# Playing with the SWF 1501T Sequin attachment



## tfalk (Apr 3, 2008)

We recently got an SWF 1501T with the sequin device. I started playing with it a bit the last couple of days, thought I'd post a picture of a sample of what it can do.

This is a design from Corel that we usually cut out of vinyl and heat press onto t-shirts for the Bishop Ahr High School music department. I took the vectors out of Corel into Embroidery Office 9, converted the text outline to paths and then set the paths to be sequins... Not bad for a first try 

[MEDIA]http://www.cobrapromotionsgroup.com/images/DSC_0124R.JPG[/MEDIA]


----------



## Rodney (Nov 3, 2004)

*Re: Playing with the Sequin attachment*

Thanks for sharing the picture!
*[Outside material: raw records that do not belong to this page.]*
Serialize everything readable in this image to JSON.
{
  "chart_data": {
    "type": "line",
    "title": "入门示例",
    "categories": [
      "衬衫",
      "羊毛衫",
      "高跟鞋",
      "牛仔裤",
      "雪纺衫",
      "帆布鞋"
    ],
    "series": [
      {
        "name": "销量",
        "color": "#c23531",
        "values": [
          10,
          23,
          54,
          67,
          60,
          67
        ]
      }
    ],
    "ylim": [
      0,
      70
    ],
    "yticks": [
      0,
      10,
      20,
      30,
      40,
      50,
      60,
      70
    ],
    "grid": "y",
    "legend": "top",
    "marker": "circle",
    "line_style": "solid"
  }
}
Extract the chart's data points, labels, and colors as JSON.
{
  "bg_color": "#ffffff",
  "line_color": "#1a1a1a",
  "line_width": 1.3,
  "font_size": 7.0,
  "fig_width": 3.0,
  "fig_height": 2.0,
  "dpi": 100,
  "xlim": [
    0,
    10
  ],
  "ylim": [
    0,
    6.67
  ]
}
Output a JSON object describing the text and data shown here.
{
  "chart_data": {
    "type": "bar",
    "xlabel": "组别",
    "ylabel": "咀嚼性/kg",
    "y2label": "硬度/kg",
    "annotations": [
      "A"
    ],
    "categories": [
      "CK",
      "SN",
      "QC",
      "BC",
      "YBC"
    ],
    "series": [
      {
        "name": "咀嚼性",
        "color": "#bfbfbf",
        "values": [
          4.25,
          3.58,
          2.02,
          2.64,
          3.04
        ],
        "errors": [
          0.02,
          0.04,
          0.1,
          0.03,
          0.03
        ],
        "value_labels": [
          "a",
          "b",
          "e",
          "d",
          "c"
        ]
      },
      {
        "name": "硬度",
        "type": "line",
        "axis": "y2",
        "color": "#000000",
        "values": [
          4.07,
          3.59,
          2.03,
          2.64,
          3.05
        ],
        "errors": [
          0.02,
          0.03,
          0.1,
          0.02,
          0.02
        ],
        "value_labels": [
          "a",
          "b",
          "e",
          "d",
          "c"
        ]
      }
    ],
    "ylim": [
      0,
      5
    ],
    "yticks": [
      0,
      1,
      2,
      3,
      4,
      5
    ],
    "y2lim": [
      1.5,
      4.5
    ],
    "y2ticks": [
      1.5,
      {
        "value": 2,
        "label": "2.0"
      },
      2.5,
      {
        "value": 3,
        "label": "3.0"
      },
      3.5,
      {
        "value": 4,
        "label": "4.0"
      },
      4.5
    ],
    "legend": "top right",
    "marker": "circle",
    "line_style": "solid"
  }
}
So this embroidery machine placed all the sequins on the garment automatically from a digitizing file?


----------



## dan-ann (Oct 25, 2007)

*Re: Playing with the Sequin attachment*

Wow that is awesome - I am envious


----------



## tfalk (Apr 3, 2008)

*Re: Playing with the Sequin attachment*



Rodney said:


> So this embroidery machine placed all the sequins on the garment automatically from a digitizing file?


Exactly! You can take a shape from an embroidery file or bring in a vector shape and convert it to sequin fill or outline.


----------



## mrshill (Sep 25, 2008)

Tfalk, this is awesome! You have done a great job for your first try! Keep up the good work. You got a commercial machine! Good for you. I am still trying to figure out my cutter and tsp software. I am getting there.. 

Thanks for sharing the pic...

Carolyn


----------



## lizziemaxine (Nov 14, 2007)

Wow. That is fabulous. Thanks for sharing.


----------



## turkeycreek (May 19, 2008)

OK Ted--you have made all the embroiderers out here envious.
Questions: What did the SWF with rhinestone attachement and software run in $$ ?
How long after you got the design on the machine did it take to run?


----------



## tfalk (Apr 3, 2008)

I honestly don't know what the machine and software were, we bought an entire package with a heat press, a DTG Kiosk, the 1501T and Design Maxx Expert. It was a pretty steep discount since we bought it at the end of the year...

Just to clarify, it doesn't do rhinestones. It's a 1501T single head 15 needle machine with a sequin attachment on the 15th needle. We just got 15 different color sequin reels last week so we're playing with different designs. I'm amazed at just how well it stitches the sequins and it runs around 450 stitches/minute when it's doing the sequins. I've only seen it miss 1 or 2 sequins in the time we've been playing with it.


----------



## turkeycreek (May 19, 2008)

Sorry-I meant sequins---
I'll have some more coffee now!
Thanks--design looks great


----------



## zlf0261 (May 2, 2009)

Nice, But I can see some leave out some sequins, please check.


----------



## PunchMeNow (May 2, 2009)

That Looks beautiful. Im trying to get into that as well. We do embroidery and digital garment printing. Are the sequin attachments expensive?

Thanks


----------



## tfalk (Apr 3, 2008)

We bought a package deal so I'm not sure exactly what the cost of the attachment itself was. You also need software that can generate the sequin fills and appropriate stitch commands.


----------



## djque (Feb 5, 2013)

tfalk said:


> We bought a package deal so I'm not sure exactly what the cost of the attachment itself was. You also need software that can generate the sequin fills and appropriate stitch commands.


I know this aold post but Tfalk where do you buy sequin reels from.


----------



## tfalk (Apr 3, 2008)

Haven't bought any in a few years now. The last ones I got from Melco but they discontinued them. There was another company we got some from but I can't find their name in my vendor list, sorry.


----------